Pagan Prayer Beads

Since the rosary is a prayer ritual dedicated to the Blessed Mother, it has been a no-brainer to former Catholics to redefine either the rosary itself or similar concepts of prayers to the Goddess using prayer beads.

Repetition was the earliest from of prayer. And prayer beads (or ropes) have not been exclusive to Catholics, many religions have used prayer beads. Many numbers of beads have been used in these including 150, 100, 81, 50 or 33 beads.

Tibetan Malas (Buddhist, Hindu) prayer beads usually number 108 but can be as many as 111, the Bahai use 95, 72 for Greeks and Cabalists and Islam uses 99.

Some Pagan prayer beads are dedicated to the three faces of the goddess, maiden, mother and crone. The number of beads varies but one favorite is three sets of 13 (which totals 39 which, when worked out in numerology to equal 3+9=12 which then reduces to 1+2= 3 – 3 being the number of the triple goddess.) Plus thirteen is the traditional number of a coven.
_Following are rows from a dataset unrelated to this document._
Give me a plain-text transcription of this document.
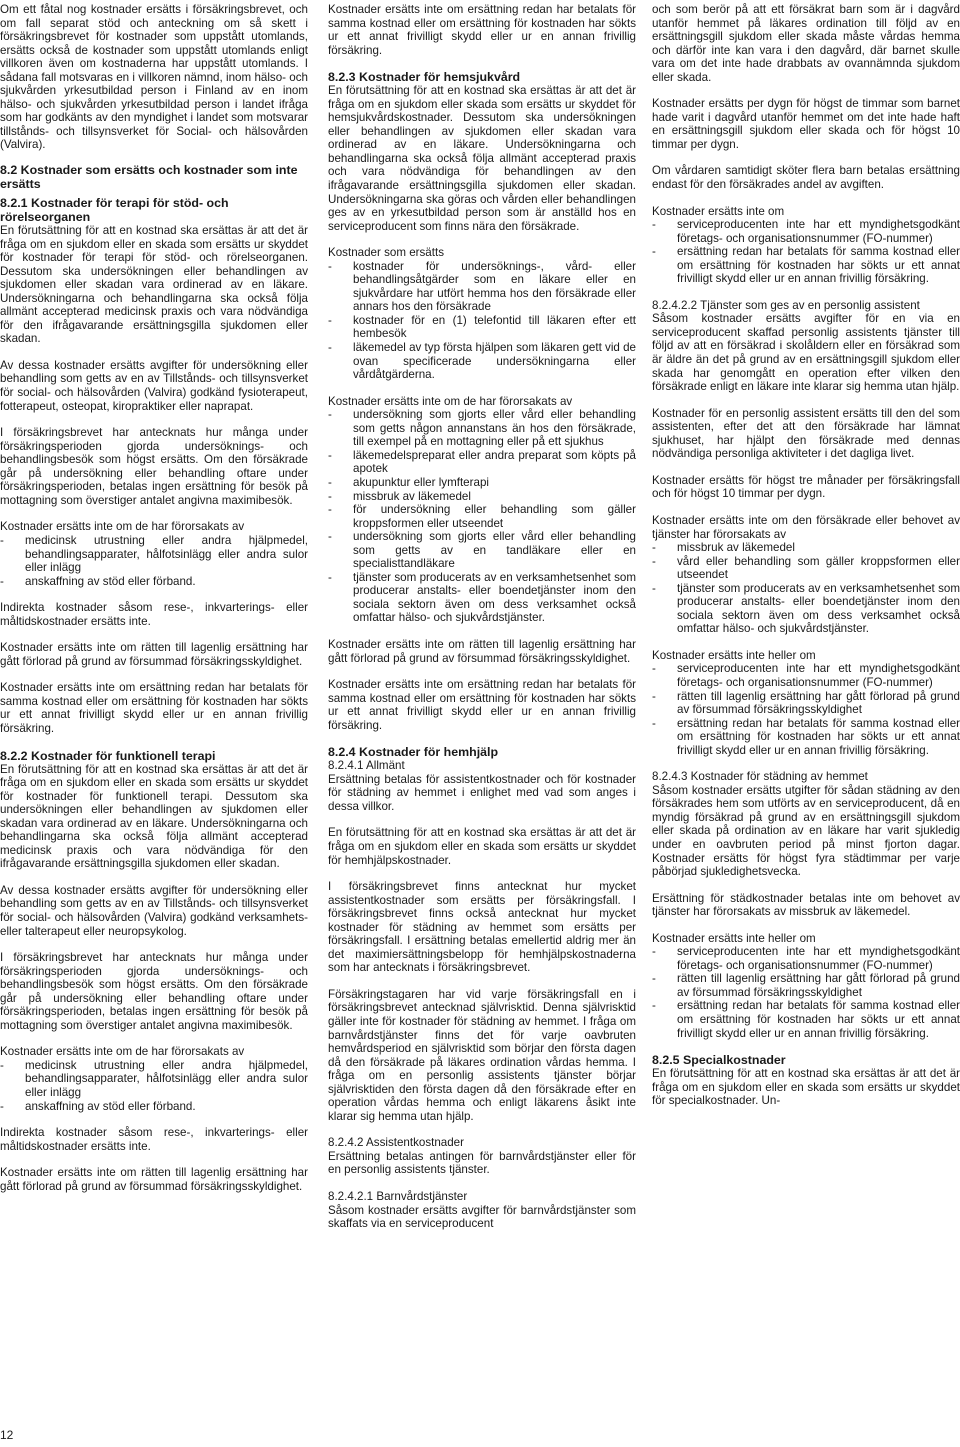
Om ett fåtal nog kostnader ersätts i försäkringsbrevet, och om fall separat stöd och anteckning om så skett i försäkringsbrevet för kostnader som uppstått utomlands, ersätts också de kostnader som uppstått utomlands enligt villkoren även om kostnaderna har uppstått utomlands. I sådana fall motsvaras en i villkoren nämnd, inom hälso- och sjukvården yrkesutbildad person i Finland av en inom hälso- och sjukvården yrkesutbildad person i landet ifråga som har godkänts av den myndighet i landet som motsvarar tillstånds- och tillsynsverket för Social- och hälsovården (Valvira).

8.2 Kostnader som ersätts och kostnader som inte ersätts
8.2.1 Kostnader för terapi för stöd- och rörelseorganen

En förutsättning för att en kostnad ska ersättas är att det är fråga om en sjukdom eller en skada som ersätts ur skyddet för kostnader för terapi för stöd- och rörelseorganen. Dessutom ska undersökningen eller behandlingen av sjukdomen eller skadan vara ordinerad av en läkare. Undersökningarna och behandlingarna ska också följa allmänt accepterad medicinsk praxis och vara nödvändiga för den ifrågavarande ersättningsgilla sjukdomen eller skadan.

Av dessa kostnader ersätts avgifter för undersökning eller behandling som getts av en av Tillstånds- och tillsynsverket för social- och hälsovården (Valvira) godkänd fysioterapeut, fotterapeut, osteopat, kiropraktiker eller naprapat.

I försäkringsbrevet har antecknats hur många under försäkringsperioden gjorda undersöknings- och behandlingsbesök som högst ersätts. Om den försäkrade går på undersökning eller behandling oftare under försäkringsperioden, betalas ingen ersättning för besök på mottagning som överstiger antalet angivna maximibesök.

Kostnader ersätts inte om de har förorsakats av

- medicinsk utrustning eller andra hjälpmedel, behandlingsapparater, hålfotsinlägg eller andra sulor eller inlägg
- anskaffning av stöd eller förband.

Indirekta kostnader såsom rese-, inkvarterings- eller måltidskostnader ersätts inte.

Kostnader ersätts inte om rätten till lagenlig ersättning har gått förlorad på grund av försummad försäkringsskyldighet.

Kostnader ersätts inte om ersättning redan har betalats för samma kostnad eller om ersättning för kostnaden har sökts ur ett annat frivilligt skydd eller ur en annan frivillig försäkring.

8.2.2 Kostnader för funktionell terapi

En förutsättning för att en kostnad ska ersättas är att det är fråga om en sjukdom eller en skada som ersätts ur skyddet för kostnader för funktionell terapi. Dessutom ska undersökningen eller behandlingen av sjukdomen eller skadan vara ordinerad av en läkare. Undersökningarna och behandlingarna ska också följa allmänt accepterad medicinsk praxis och vara nödvändiga för den ifrågavarande ersättningsgilla sjukdomen eller skadan.

Av dessa kostnader ersätts avgifter för undersökning eller behandling som getts av en av Tillstånds- och tillsynsverket för social- och hälsovården (Valvira) godkänd verksamhets- eller talterapeut eller neuropsykolog.

I försäkringsbrevet har antecknats hur många under försäkringsperioden gjorda undersöknings- och behandlingsbesök som högst ersätts. Om den försäkrade går på undersökning eller behandling oftare under försäkringsperioden, betalas ingen ersättning för besök på mottagning som överstiger antalet angivna maximibesök.

Kostnader ersätts inte om de har förorsakats av

- medicinsk utrustning eller andra hjälpmedel, behandlingsapparater, hålfotsinlägg eller andra sulor eller inlägg
- anskaffning av stöd eller förband.

Indirekta kostnader såsom rese-, inkvarterings- eller måltidskostnader ersätts inte.

Kostnader ersätts inte om rätten till lagenlig ersättning har gått förlorad på grund av försummad försäkringsskyldighet.

Kostnader ersätts inte om ersättning redan har betalats för samma kostnad eller om ersättning för kostnaden har sökts ur ett annat frivilligt skydd eller ur en annan frivillig försäkring.

8.2.3 Kostnader för hemsjukvård

En förutsättning för att en kostnad ska ersättas är att det är fråga om en sjukdom eller skada som ersätts ur skyddet för hemsjukvårdskostnader. Dessutom ska undersökningen eller behandlingen av sjukdomen eller skadan vara ordinerad av en läkare. Undersökningarna och behandlingarna ska också följa allmänt accepterad praxis och vara nödvändiga för behandlingen av den ifrågavarande ersättningsgilla sjukdomen eller skadan. Undersökningarna ska göras och vården eller behandlingen ges av en yrkesutbildad person som är anställd hos en serviceproducent som finns nära den försäkrade.

Kostnader som ersätts

- kostnader för undersöknings-, vård- eller behandlingsåtgärder som en läkare eller en sjukvårdare har utfört hemma hos den försäkrade eller annars hos den försäkrade
- kostnader för en (1) telefontid till läkaren efter ett hembesök
- läkemedel av typ första hjälpen som läkaren gett vid de ovan specificerade undersökningarna eller vårdåtgärderna.

Kostnader ersätts inte om de har förorsakats av

- undersökning som gjorts eller vård eller behandling som getts någon annanstans än hos den försäkrade, till exempel på en mottagning eller på ett sjukhus
- läkemedelspreparat eller andra preparat som köpts på apotek
- akupunktur eller lymfterapi
- missbruk av läkemedel
- för undersökning eller behandling som gäller kroppsformen eller utseendet
- undersökning som gjorts eller vård eller behandling som getts av en tandläkare eller en specialisttandläkare
- tjänster som producerats av en verksamhetsenhet som producerar anstalts- eller boendetjänster inom den sociala sektorn även om dess verksamhet också omfattar hälso- och sjukvårdstjänster.

Kostnader ersätts inte om rätten till lagenlig ersättning har gått förlorad på grund av försummad försäkringsskyldighet.

Kostnader ersätts inte om ersättning redan har betalats för samma kostnad eller om ersättning för kostnaden har sökts ur ett annat frivilligt skydd eller ur en annan frivillig försäkring.

8.2.4 Kostnader för hemhjälp
8.2.4.1 Allmänt

Ersättning betalas för assistentkostnader och för kostnader för städning av hemmet i enlighet med vad som anges i dessa villkor.

En förutsättning för att en kostnad ska ersättas är att det är fråga om en sjukdom eller en skada som ersätts ur skyddet för hemhjälpskostnader.

I försäkringsbrevet finns antecknat hur mycket assistentkostnader som ersätts per försäkringsfall. I försäkringsbrevet finns också antecknat hur mycket kostnader för städning av hemmet som ersätts per försäkringsfall. I ersättning betalas emellertid aldrig mer än det maximiersättningsbelopp för hemhjälpskostnaderna som har antecknats i försäkringsbrevet.

Försäkringstagaren har vid varje försäkringsfall en i försäkringsbrevet antecknad självrisktid. Denna självrisktid gäller inte för kostnader för städning av hemmet. I fråga om barnvårdstjänster finns det för varje oavbruten hemvårdsperiod en självrisktid som börjar den första dagen då den försäkrade på läkares ordination vårdas hemma. I fråga om en personlig assistents tjänster börjar självrisktiden den första dagen då den försäkrade efter en operation vårdas hemma och enligt läkarens åsikt inte klarar sig hemma utan hjälp.

8.2.4.2 Assistentkostnader

Ersättning betalas antingen för barnvårdstjänster eller för en personlig assistents tjänster.

8.2.4.2.1 Barnvårdstjänster

Såsom kostnader ersätts avgifter för barnvårdstjänster som skaffats via en serviceproducent

och som berör på att ett försäkrat barn som är i dagvård utanför hemmet på läkares ordination till följd av en ersättningsgill sjukdom eller skada måste vårdas hemma och därför inte kan vara i den dagvård, där barnet skulle vara om det inte hade drabbats av ovannämnda sjukdom eller skada.

Kostnader ersätts per dygn för högst de timmar som barnet hade varit i dagvård utanför hemmet om det inte hade haft en ersättningsgill sjukdom eller skada och för högst 10 timmar per dygn.

Om vårdaren samtidigt sköter flera barn betalas ersättning endast för den försäkrades andel av avgiften.

Kostnader ersätts inte om

- serviceproducenten inte har ett myndighetsgodkänt företags- och organisationsnummer (FO-nummer)
- ersättning redan har betalats för samma kostnad eller om ersättning för kostnaden har sökts ur ett annat frivilligt skydd eller ur en annan frivillig försäkring.
8.2.4.2.2 Tjänster som ges av en personlig assistent

Såsom kostnader ersätts avgifter för en via en serviceproducent skaffad personlig assistents tjänster till följd av att en försäkrad i skolåldern eller en försäkrad som är äldre än det på grund av en ersättningsgill sjukdom eller skada har genomgått en operation efter vilken den försäkrade enligt en läkare inte klarar sig hemma utan hjälp.

Kostnader för en personlig assistent ersätts till den del som assistenten, efter det att den försäkrade har lämnat sjukhuset, har hjälpt den försäkrade med dennas nödvändiga personliga aktiviteter i det dagliga livet.

Kostnader ersätts för högst tre månader per försäkringsfall och för högst 10 timmar per dygn.

Kostnader ersätts inte om den försäkrade eller behovet av tjänster har förorsakats av

- missbruk av läkemedel
- vård eller behandling som gäller kroppsformen eller utseendet
- tjänster som producerats av en verksamhetsenhet som producerar anstalts- eller boendetjänster inom den sociala sektorn även om dess verksamhet också omfattar hälso- och sjukvårdstjänster.

Kostnader ersätts inte heller om

- serviceproducenten inte har ett myndighetsgodkänt företags- och organisationsnummer (FO-nummer)
- rätten till lagenlig ersättning har gått förlorad på grund av försummad försäkringsskyldighet
- ersättning redan har betalats för samma kostnad eller om ersättning för kostnaden har sökts ur ett annat frivilligt skydd eller ur en annan frivillig försäkring.
8.2.4.3 Kostnader för städning av hemmet

Såsom kostnader ersätts utgifter för sådan städning av den försäkrades hem som utförts av en serviceproducent, då en myndig försäkrad på grund av en ersättningsgill sjukdom eller skada på ordination av en läkare har varit sjukledig under en oavbruten period på minst fjorton dagar. Kostnader ersätts för högst fyra städtimmar per varje påbörjad sjukledighetsvecka.

Ersättning för städkostnader betalas inte om behovet av tjänster har förorsakats av missbruk av läkemedel.

Kostnader ersätts inte heller om

- serviceproducenten inte har ett myndighetsgodkänt företags- och organisationsnummer (FO-nummer)
- rätten till lagenlig ersättning har gått förlorad på grund av försummad försäkringsskyldighet
- ersättning redan har betalats för samma kostnad eller om ersättning för kostnaden har sökts ur ett annat frivilligt skydd eller ur en annan frivillig försäkring.
8.2.5 Specialkostnader

En förutsättning för att en kostnad ska ersättas är att det är fråga om en sjukdom eller en skada som ersätts ur skyddet för specialkostnader. Un-

12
The most common colors for the Triple Goddess prayer beads are 13 white (or crystal) beads (maiden), 13 red beads (mother) and 13 black beads (crone). Prayers or chants are then repeated on each bead appropriate to that aspect of the goddess. Some put 3 large silver beads between each set of 13 beads and these can be used to meditate on some aspect of the goddess (often smaller separator beads are used to separate the larger beads and not used for prayer). Often the ends of the strand are tied together where an appropriate pendant or tassel is tied on the end.

There are beautiful ones made of 3 sets of 13 blue or purple prayer beds with white pearls used as separators and 3 crystal beads between those as meditations beads. For one color strands…this combination of a color, pearls or silver beads has endless variations. One can make them dedicated to one of the elements, choose birthstones or simply make it out of crystal beads.

There is a 13 bead +3 type of prayer string dedicated to the phases of the moon. The colors chosen were crystal for the First Crescent (Maiden), white for the Bright Moon (Mother) and black for the Dark Moon (Crone). It ends with a silky black tassel and is quite striking in its simplicity.

There are also expensive and breathtakingly beautiful sets in the three favorite colors of amber, 13 amber (gold colored for the maiden), 13 cherry or cognac (for the mother), and 13 green (for the crone) with small pearls used as separators and large Jet beads for the meditation beads. Amber and Jet are the traditional stones of a Wiccan High Priestess (who follows the tradition of having no metal in circle.) Amber, pearl and jet are all organic stones. Amber is fossilized tree sap, pearls are oyster excretions around sand, and jet is fossilized trees. The pendant was a large piece of green amber.

When making your own prayer beads you may chose not to use the standard white, red, black colors. Be creative and choose colors that may be more personal to you and possibly even to your training or degree if a priest or priestess.

There are two great earth representatives of the Goddess being the earth and the sea. You can associate the colors green with earth and blue with the ocean. Use white for the sky representation of the goddess – the moon. So, white for the maiden (also the color of so many maiden goddesses representing the full moon), blue for the mother (the ocean which gave birth to all life) and green for the matron (crone) also the color of north, death, the ancestors and sage wisdom. Your choice for the beads may include snow quartz, sodalite and malachite.

You can decide what colors and prayers are most appropriate for you, using those symbols and words that evoke the most sincere or focused attention on the goddess as you see her…which is the primary purpose of Pagan Prayer Beads after all.


One thought on “Pagan Prayer Beads

  1. I was so glad to read your blog tonight. I make a wide selection of Pagan Prayer Beads (Rosaries or Eternity Chains) and I’m always looking for kindred spirits. Glad to see you here on WordPrss also.